Saturday, August 13, 2016

Largest Known Prime Number Discovered in a University of Central Missouri Computer


It may be seen only as a mathematical curiosity to most of us, but did you know that very large prime numbers are indispensable in maintaining effective cyber security?

By: Ringo Bones 

Previously seen as a mere mathematical curiosity – and it still is by most of the population – but prime numbers – such as two, three, five and seven – numbers that are divisible only by themselves and one, play a vital role in computer data encryption. The latest prime number discovered so far back in January 20, 2016 is more than 22-million digits long – 22,338,618 digits long to be exact - five million digits longer than the previously discovered largest known prime number. Prime numbers this large could prove useful to computing in the future – which is sooner than you might think given the current rapidity of advances in hardware and software. 

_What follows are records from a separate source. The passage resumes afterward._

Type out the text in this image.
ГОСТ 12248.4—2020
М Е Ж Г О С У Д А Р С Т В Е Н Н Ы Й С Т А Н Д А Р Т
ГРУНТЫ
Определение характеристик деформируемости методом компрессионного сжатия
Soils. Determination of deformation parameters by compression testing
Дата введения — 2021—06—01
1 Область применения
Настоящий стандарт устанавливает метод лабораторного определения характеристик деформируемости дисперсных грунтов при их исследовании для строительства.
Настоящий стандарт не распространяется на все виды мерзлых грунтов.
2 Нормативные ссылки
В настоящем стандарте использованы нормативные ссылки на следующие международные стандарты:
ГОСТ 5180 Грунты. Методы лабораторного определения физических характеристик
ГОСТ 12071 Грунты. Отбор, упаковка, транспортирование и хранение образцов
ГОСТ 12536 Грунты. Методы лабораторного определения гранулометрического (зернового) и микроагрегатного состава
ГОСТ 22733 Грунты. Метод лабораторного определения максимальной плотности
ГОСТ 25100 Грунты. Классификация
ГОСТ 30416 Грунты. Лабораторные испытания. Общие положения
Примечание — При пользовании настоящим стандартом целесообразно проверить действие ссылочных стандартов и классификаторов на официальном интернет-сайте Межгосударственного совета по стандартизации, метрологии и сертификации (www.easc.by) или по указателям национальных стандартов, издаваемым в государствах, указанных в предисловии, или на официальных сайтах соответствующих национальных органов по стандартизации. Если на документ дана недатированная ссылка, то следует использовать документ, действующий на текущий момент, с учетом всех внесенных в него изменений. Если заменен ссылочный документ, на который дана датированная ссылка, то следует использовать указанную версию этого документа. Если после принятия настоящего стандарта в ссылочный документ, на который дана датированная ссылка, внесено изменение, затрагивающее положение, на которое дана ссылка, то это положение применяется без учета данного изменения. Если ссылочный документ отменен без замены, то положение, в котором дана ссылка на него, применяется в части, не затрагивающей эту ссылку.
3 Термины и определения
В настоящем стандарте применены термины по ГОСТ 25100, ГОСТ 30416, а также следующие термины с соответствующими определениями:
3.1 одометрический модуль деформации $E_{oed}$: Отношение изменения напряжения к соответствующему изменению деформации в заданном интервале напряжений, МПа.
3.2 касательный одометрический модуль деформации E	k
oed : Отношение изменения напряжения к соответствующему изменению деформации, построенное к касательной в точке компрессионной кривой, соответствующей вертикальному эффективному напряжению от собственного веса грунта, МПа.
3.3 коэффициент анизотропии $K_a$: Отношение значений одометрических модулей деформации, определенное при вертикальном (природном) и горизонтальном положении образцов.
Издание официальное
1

The new prime number was found as part of the “endless mathematical quest” called the Great Internet Mersenne Prime Search or GIMPS, a global quest to find a particular type of large prime numbers. Mersenne Primes are named after a French monk, Marin Mersenne, who studied them in the 17th Century during his spare time. Given that modern programmable digital computers processes data in binary code, they can be configured to hunt for Mersenne Prime Numbers by multiplying two by itself a large number of times, then taking away one. It is a relatively manageable calculation for today’s computers, but not every result is a prime number. This year’s newly discovered prime number is written as 2^74,207,281-1, which denotes the number two, multiplied by itself 74,207,280 times with one subtracted afterwards. Since it began 29 years ago, the GIMPS project has calculated the 15 largest Mersenne Prime Numbers and it is possible that there could still be an infinite number of them to discover.  

Very large prime numbers are important in computer encryption and help make sure that online banking, shopping and private messaging services are secure, but current encryption typically use prime numbers that are only hundreds of digits long – not millions. But given our increasing reliance on computers for online commerce and private messaging, the search for very large prime numbers can be very important to maintain encryption with ever increasing processing power – although mathematicians involved in the GIMPS project admitted in a statement that this year’s newly discovered prime number is “too large to currently be of practical value”. 

However, searching for large prime numbers is intensive work for computer processors and can have unexpected benefits. “One prime project discovered that there was a problem in some computer processors that only showed up in certain circumstances.” said Dr. Steven Murdoch, cybersecurity expert at University College London. This year’s new large prime number – the 49th known Mersenne Prime Number, was discovered by Dr. Curtis Cooper at the University of Central Missouri. Although computers do most of the hard work, very large prime numbers are said to be discovered only after when a human operator takes note of the result.